In contrast, reimplementing a copyrighted ISA would quite clearly be substantial and could easily have large market effects. So you'd have to lean heavily into the idea of interoperability to overwhelm the lack of these other factors, or argue that the ISA is not copyrightable per se.

Also, even if an ISA isn't copyrightable, you have to watch out for patent rights the owner might have over any part of the ISA.

1 comments

Just to prod at this a little bit:

The vast majority of ARM licensees aren't doing anything transformative, that's for sure. But would something like the M1 - bringing ARM to the desktop when all past attempts have failed - have been considered transformative?

The question of what constitutes a "large market effect" is a big one...if I make a chip to serve as a controller in my brand of hard drives, is that a large market effect? ARM loses out on a few pennies per drive or something.

And I'd dispute the characterization of micro-architecture design as "insubstantial". Not accusing you of this, but this really has been the most frustrating thing about RISC-V - software engineers who don't know anything about CPU design comparing it to Linux when really it's more like POSIX or, yes, the Java class library.
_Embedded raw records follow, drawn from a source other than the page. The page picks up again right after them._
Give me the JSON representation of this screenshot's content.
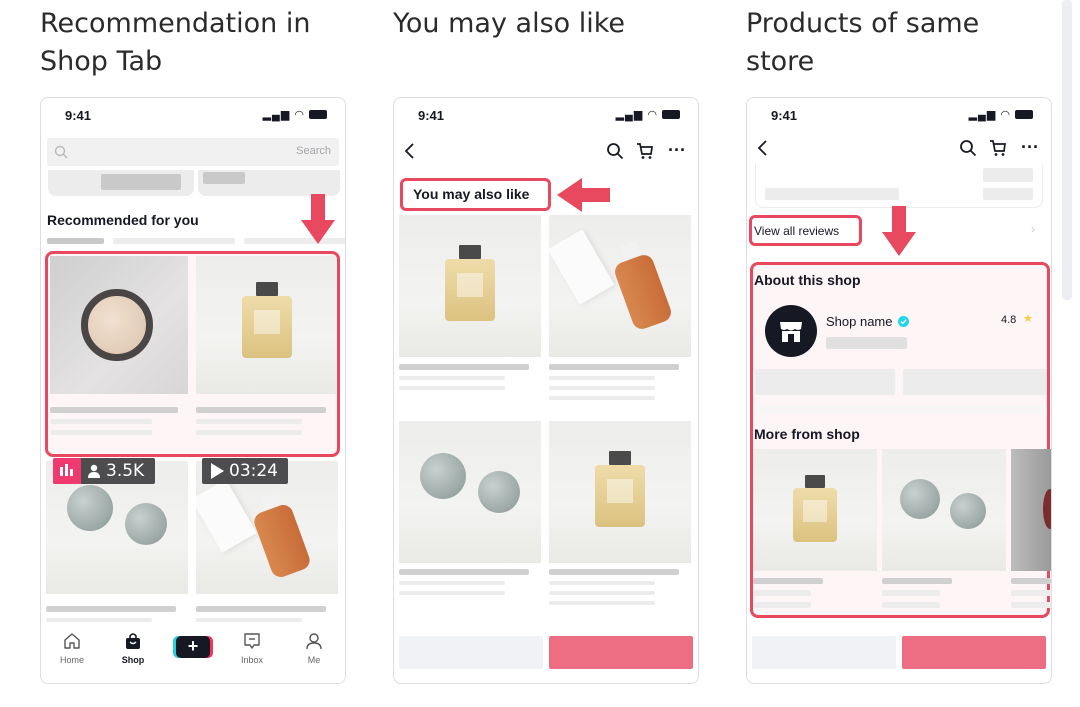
{
  "headings": {
    "col1": "Recommendation in Shop Tab",
    "col2": "You may also like",
    "col3": "Products of same store"
  },
  "status_time": "9:41",
  "phone1": {
    "search_placeholder": "Search",
    "section_title": "Recommended for you",
    "live_viewers": "3.5K",
    "video_duration": "03:24",
    "nav": [
      {
        "label": "Home",
        "icon": "home-icon"
      },
      {
        "label": "Shop",
        "icon": "shop-bag-icon"
      },
      {
        "label": "",
        "icon": "create-plus-icon"
      },
      {
        "label": "Inbox",
        "icon": "inbox-icon"
      },
      {
        "label": "Me",
        "icon": "profile-icon"
      }
    ]
  },
  "phone2": {
    "title": "You may also like"
  },
  "phone3": {
    "view_all_reviews": "View all reviews",
    "about_shop": "About this shop",
    "shop_name": "Shop name",
    "rating": "4.8",
    "more_from_shop": "More from shop"
  },
  "colors": {
    "highlight": "#e8495f",
    "cta": "#ed6d82",
    "live_badge": "#ee3a6e"
  }
}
The insides of microcomputer CPUs haven't really resembled their interfaces very much since the early 80s - even the 68000, a consumer-grade CPU that's 45 years old (!) was designed so that the microcode engine that drove it could be used to implement an array of instruction sets. Any useful implementation of a CPU has an enormous number of internal details that aren't implied by the ISA.

> Any useful implementation of a CPU has an enormous number of internal details that aren't implied by the ISA.

If anything, I'd say that it's precisely because of this independence that an ISA can be seen as a separate work from any of its existing implementations. So what I'm trying to get at, is that if an ISA is copyrightable at all, in whole or in part, then any complete re-implementation will be copying most of the ISA's own substance, regardless of differing internal details. (Where by 'ISA' I specifically mean the external interface that software can access.)